Thursday, February 19, 2015

Ensighten Transforms Web Tags into Rich Customer Data


Looking back once more at last month’s post on the future of marketing data, you may recall that I briefly mentioned the intriguing rise of Web tag management systems as platforms to integrate customer data. Tealium highlighted the topic on Tuesday with $30.7 million in new funding, bringing the total to $77.9 million to support its stated mission of “capturing and serving up real-time, 360-degree customer insight to all of their [customers’] enterprise applications.” Sounds like a Customer Data Platform to me.



But I'll get back to Tealium some other time.  Today I'm writing about Ensighten, another major player in the tag management space, and one that is also pursuing a much grander vision: to be an “open marketing platform” that lets clients build a “custom marketing cloud”.
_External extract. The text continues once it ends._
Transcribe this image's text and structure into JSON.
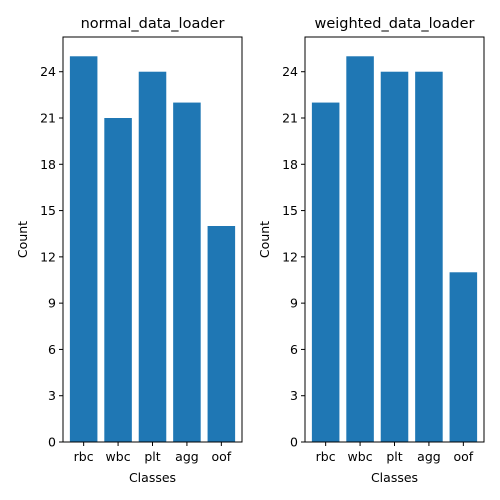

If origin stories count, and I think they do, then it’s worth noting that Ensighten’s started in 2009 as a digital analytics agency. Frustrated by the limits that traditional tagging methods placed on clients’ ability to move quickly, the firm developed an engine to generate custom sets of tags for each Web site visitor. This differs from the more common approach of serving one container that holds all possible tags.  (The problem both solutions address is that many Web pages contain a large number of tags from different systems; tag managers consolidate those tags so load more efficiently and are easier to control.) Ensighten’s method meant that only the tags that would actually fire for a particular visitor were loaded, while a container serves all tags and lets the Web page figure out which to fire. Ensighten studies have found it reduces page load time by 40% and tag deployment time by 75%.

Whatever the relative merits of Ensighten’s approach to tag management, the company’s focus today is on the data itself.  In particular, Ensighten wants to ensure data from the tags is available for the client’s own use. This regains control that is lost when partners place their own tags on company Web pages and don’t necessarily share the resulting information.
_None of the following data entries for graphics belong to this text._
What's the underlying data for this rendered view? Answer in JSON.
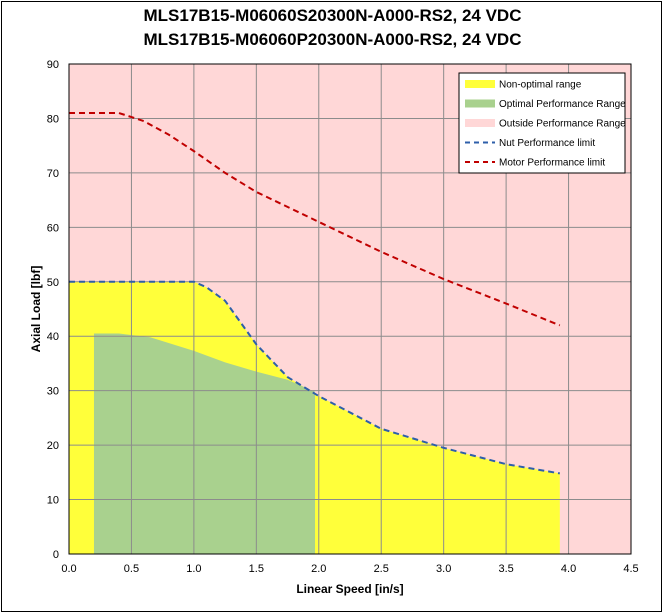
{
  "chart_data": {
    "type": "area",
    "title": "MLS17B15-M06060S20300N-A000-RS2, 24 VDC",
    "subtitle": "MLS17B15-M06060P20300N-A000-RS2, 24 VDC",
    "xlabel": "Linear Speed [in/s]",
    "ylabel": "Axial Load [lbf]",
    "xlim": [
      0,
      4.5
    ],
    "ylim": [
      0,
      90
    ],
    "xticks": [
      "0.0",
      "0.5",
      "1.0",
      "1.5",
      "2.0",
      "2.5",
      "3.0",
      "3.5",
      "4.0",
      "4.5"
    ],
    "yticks": [
      "0",
      "10",
      "20",
      "30",
      "40",
      "50",
      "60",
      "70",
      "80",
      "90"
    ],
    "grid": true,
    "legend_position": "top-right",
    "colors": {
      "background": "#ffd7d7",
      "non_optimal": "#ffff3a",
      "optimal": "#a9d18e",
      "nut_line": "#2e5faa",
      "motor_line": "#c00000",
      "grid": "#8c8c8c"
    },
    "series": [
      {
        "name": "Non-optimal range",
        "kind": "area",
        "x": [
          0.0,
          0.2,
          0.5,
          0.8,
          1.0,
          1.1,
          1.25,
          1.5,
          1.75,
          2.0,
          2.5,
          3.0,
          3.5,
          3.93
        ],
        "y": [
          50,
          50,
          50,
          50,
          50,
          49,
          46.5,
          38.5,
          32.5,
          29,
          23,
          19.5,
          16.5,
          14.8
        ]
      },
      {
        "name": "Optimal Performance Range",
        "kind": "area",
        "x": [
          0.2,
          0.4,
          0.65,
          1.0,
          1.25,
          1.5,
          1.75,
          1.97
        ],
        "y": [
          40.5,
          40.5,
          39.8,
          37.3,
          35.2,
          33.5,
          32,
          29.8
        ]
      },
      {
        "name": "Outside Performance Range",
        "kind": "background"
      },
      {
        "name": "Nut Performance limit",
        "kind": "dashed-line",
        "x": [
          0.0,
          0.2,
          0.5,
          0.8,
          1.0,
          1.1,
          1.25,
          1.5,
          1.75,
          2.0,
          2.5,
          3.0,
          3.5,
          3.93
        ],
        "y": [
          50,
          50,
          50,
          50,
          50,
          49,
          46.5,
          38.5,
          32.5,
          29,
          23,
          19.5,
          16.5,
          14.8
        ]
      },
      {
        "name": "Motor Performance limit",
        "kind": "dashed-line",
        "x": [
          0.0,
          0.4,
          0.6,
          0.8,
          1.0,
          1.25,
          1.5,
          2.0,
          2.5,
          3.0,
          3.5,
          3.93
        ],
        "y": [
          81,
          81,
          79.5,
          77,
          74,
          70,
          66.5,
          61,
          55.5,
          50.5,
          46,
          42
        ]
      }
    ]
  }
}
As I’m sure you see coming, Ensighten’s next step is to assemble the tag data into detailed individual profiles for personalization, testing, attribution, and other purposes. Ensighten added these capabilites a year ago, just after taking a $40 million investment (bringing its own total to $55.5 million if you're keeping score). These features go beyond Web page tags to capture data from mobile apps, from ad pixels served on external Web sites, and from other systems via batch data imports. They also include processes to merge profiles using customer IDs, cross-reference tables for IDs from different systems, probabilistic matching of shared data elements, correlated behaviors, and links between individuals and devices.  This kind of identity association is arguably the hardest part of building an effective customer database and many systems don't do it.

Ensighten can deliver rule-driven personalized messages along with the custom page tags. It also provides services including Web site performance monitoring and privacy management and will apply machine learning to personalization and recommendations later this year.  But such applications are peripheral to the company’s long-term strategy of letting external systems use the data for their own purposes.  This is what puts the  “open” in “open marketing platform” and the “custom” in “custom marketing cloud”.

This approach means the company’s real competitors are other marketing suites and customer data management systems. Since last year’s funding, Ensighten has supported its strategy with acquisitions of tag management competitor TagMan in March 2014 and cloud analytics and predictive marketing vendor Anametrix in October 2014.  The TagMan deal put Ensighten's foot inside many new corporate doors, while Anametrix provided advanced technology for customer database management and analytics.

So far, it all seems to be working. Ensighten reported 150% revenue growth last year and says it now has “a few hundred” global clients, mostly very large enterprises. Pricing is based on volume, which could be Web traffic or audience size depending on the situation. The company doesn't release details but this is enteprise software: you can safely assume it’s not cheap.

I’ll end where I started: what Ensighten (and Tealium and others) are doing is remarkably clever: take a mundane service (tag management) that places them in a strategic position (touching all digital interactions) and use it to build a strategic service. Their starting point gives them a shorter path to building a company’s primary customer database than applications like lead scoring or customer success management, which must create new data flows before they can build the database they need to support their service.  The tag management vendors' position also lets them give equal access to all applications without worrying about competition with their own application services. And, from a purely practical stand point, it also gives them an initial relationship with many potential clients. This advantage alone is probably why Ensighten has so many more clients than the “pure play” CDP vendors Aginity or NGData I wrote about earlier this week.

Of course, the tag managers' success is not guaranteed. Building an integrated, persistent customer database is quite different from managing Web tags.  But it's always a good thing when marketers have more options.  Companies looking for help in building their core customer database should definitely take a look in the tag managers’ direction.